Rub honey, corn syrup, sugar water, or Karo syrup on the kitten’s gums if the kitten appears lethargic or weak, to raise blood sugar levels.
Make Sure The Kitten Is Hydrated
It is important to keep kittens well hydrated to prevent dehydration from contributing to fading kitten syndrome. In addition to making sure they are drinking plenty of milk, additional rehydrating fluids may be given via a bottle or, when done with a veterinarian’s approval, by tube feeding.
Make Sure The Kitten Is Warm
Neonatal kittens must be kept warm at all times, so extra warmth (such as that provided by heating pads and warm towels) is crucial both during the birthing process and during the first few weeks of life.
Make Sure The Kitten Is In A Clean Environment
The area where vulnerable kittens sleep, play, and eat must be kept clean and safe to prevent the growth of harmful bacteria and viruses. Making their environment as safe and orderly as possible will promote good health.
Make Sure To Visit A Vet As Soon As Possible
Taking your kitten to the doctor as soon as you notice symptoms is one of the most crucial things you can do for them.
Remember that it may take a kitten several hours to feel better and resume normal behavior. Even when the emergency procedures outlined above are strictly followed, fading kitten syndrome in a kitten may still be fatal.
Is Fading Kitten Syndrome Rare?
Fading kitten syndrome is not as rare as you might think. According to some sources, up to 30% of kittens are affected by this severe condition.
How Does Fading Kitten Syndrome Affect The Cat?
Fading kitten syndrome is life threatening. If you think your kitten might be fading, get them to the vet immediately because they could become even sicker and die very quickly.
Can You Cure Fading Kitten Syndrome?
Although there isn’t a universal treatment for fading kitten syndrome, you can address its underlying causes.
This can involve taking antibiotics to treat infections, increasing core body temperature to ward off hypothermia, changing the diet, taking long-term or temporary medication, and more.
Kitten care is a rewarding but often difficult task. This is especially true if one of the kittens under your care dies.
If the cause of death is fading kitten syndrome, you should know that there was probably nothing you could have done. FKS usually results in the sudden passing of a kitten, even if the kitten receives medical care.
Many kittens with fading kitten syndrome live very briefly after developing FKS.
However, fading kitten syndrome is not 100% fatal! Sometimes, if you spot the issue on time and treat it properly, the kitten can grow up to be a healthy adult cat!

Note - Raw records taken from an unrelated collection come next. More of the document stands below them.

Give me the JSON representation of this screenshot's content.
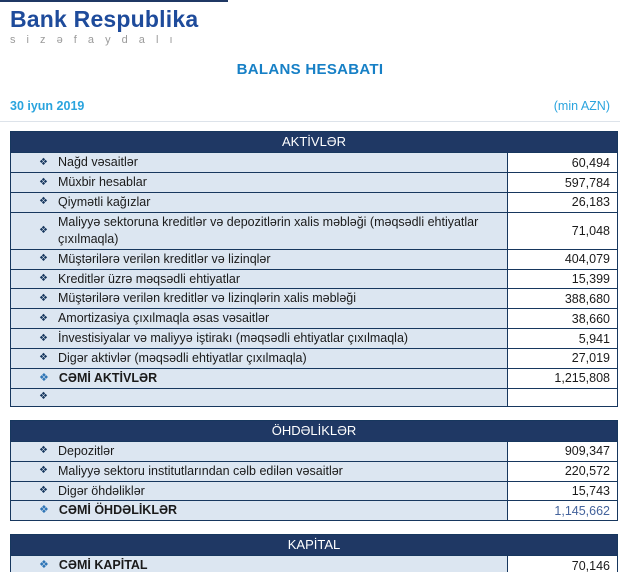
{
  "brand": {
    "name": "Bank Respublika",
    "tagline": "s i z ə  f a y d a l ı"
  },
  "title": "BALANS HESABATI",
  "meta": {
    "date": "30 iyun 2019",
    "unit": "(min AZN)"
  },
  "icons": {
    "bullet": "❖"
  },
  "colors": {
    "brand_blue": "#1e4b9b",
    "title_blue": "#1780c6",
    "meta_cyan": "#2aa4de",
    "header_navy": "#1f3864",
    "row_bg": "#dce6f1",
    "border_navy": "#17375e",
    "total_bullet_blue": "#2e75b6",
    "total_value_navy": "#44639c"
  },
  "sections": [
    {
      "header": "AKTİVLƏR",
      "rows": [
        {
          "label": "Nağd vəsaitlər",
          "value": "60,494"
        },
        {
          "label": "Müxbir hesablar",
          "value": "597,784"
        },
        {
          "label": "Qiymətli kağızlar",
          "value": "26,183"
        },
        {
          "label": "Maliyyə sektoruna kreditlər və depozitlərin xalis məbləği (məqsədli ehtiyatlar çıxılmaqla)",
          "value": "71,048"
        },
        {
          "label": "Müştərilərə verilən kreditlər və lizinqlər",
          "value": "404,079"
        },
        {
          "label": "Kreditlər üzrə məqsədli ehtiyatlar",
          "value": "15,399"
        },
        {
          "label": "Müştərilərə verilən kreditlər və lizinqlərin xalis məbləği",
          "value": "388,680"
        },
        {
          "label": "Amortizasiya çıxılmaqla əsas vəsaitlər",
          "value": "38,660"
        },
        {
          "label": "İnvestisiyalar və maliyyə iştirakı (məqsədli ehtiyatlar çıxılmaqla)",
          "value": "5,941"
        },
        {
          "label": "Digər aktivlər (məqsədli ehtiyatlar çıxılmaqla)",
          "value": "27,019"
        },
        {
          "label": "CƏMİ AKTİVLƏR",
          "value": "1,215,808",
          "total": true
        },
        {
          "label": "",
          "value": ""
        }
      ]
    },
    {
      "header": "ÖHDƏLİKLƏR",
      "rows": [
        {
          "label": "Depozitlər",
          "value": "909,347"
        },
        {
          "label": "Maliyyə sektoru institutlarından cəlb edilən vəsaitlər",
          "value": "220,572"
        },
        {
          "label": "Digər öhdəliklər",
          "value": "15,743"
        },
        {
          "label": "CƏMİ ÖHDƏLİKLƏR",
          "value": "1,145,662",
          "total": true,
          "value_navy": true
        }
      ]
    },
    {
      "header": "KAPİTAL",
      "rows": [
        {
          "label": "CƏMİ KAPİTAL",
          "value": "70,146",
          "total": true
        }
      ]
    }
  ]
}
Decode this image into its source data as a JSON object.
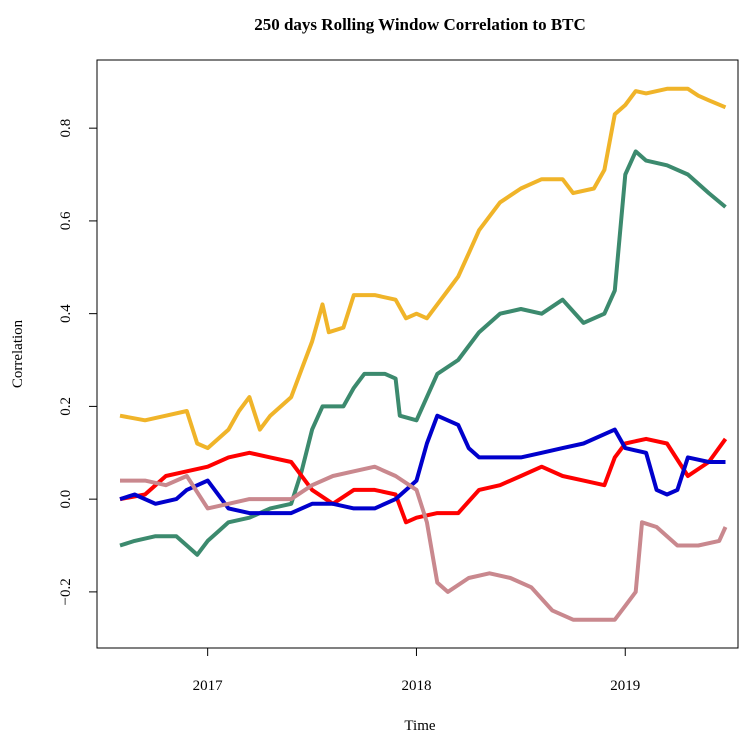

Kittens with FKS can regain full health and lead fulfilling lives when the underlying causes are identified and successfully treated. A trip to your vet is the best course of action for treating this condition.
If you notice a kitten showing signs of FKS, you need to provide them with proper nutrition, hydration, and heat.
However, the best course of action is to take a fading kitten to your veterinarian as soon as possible! In this way, all medical issues will be handled quickly and expertly!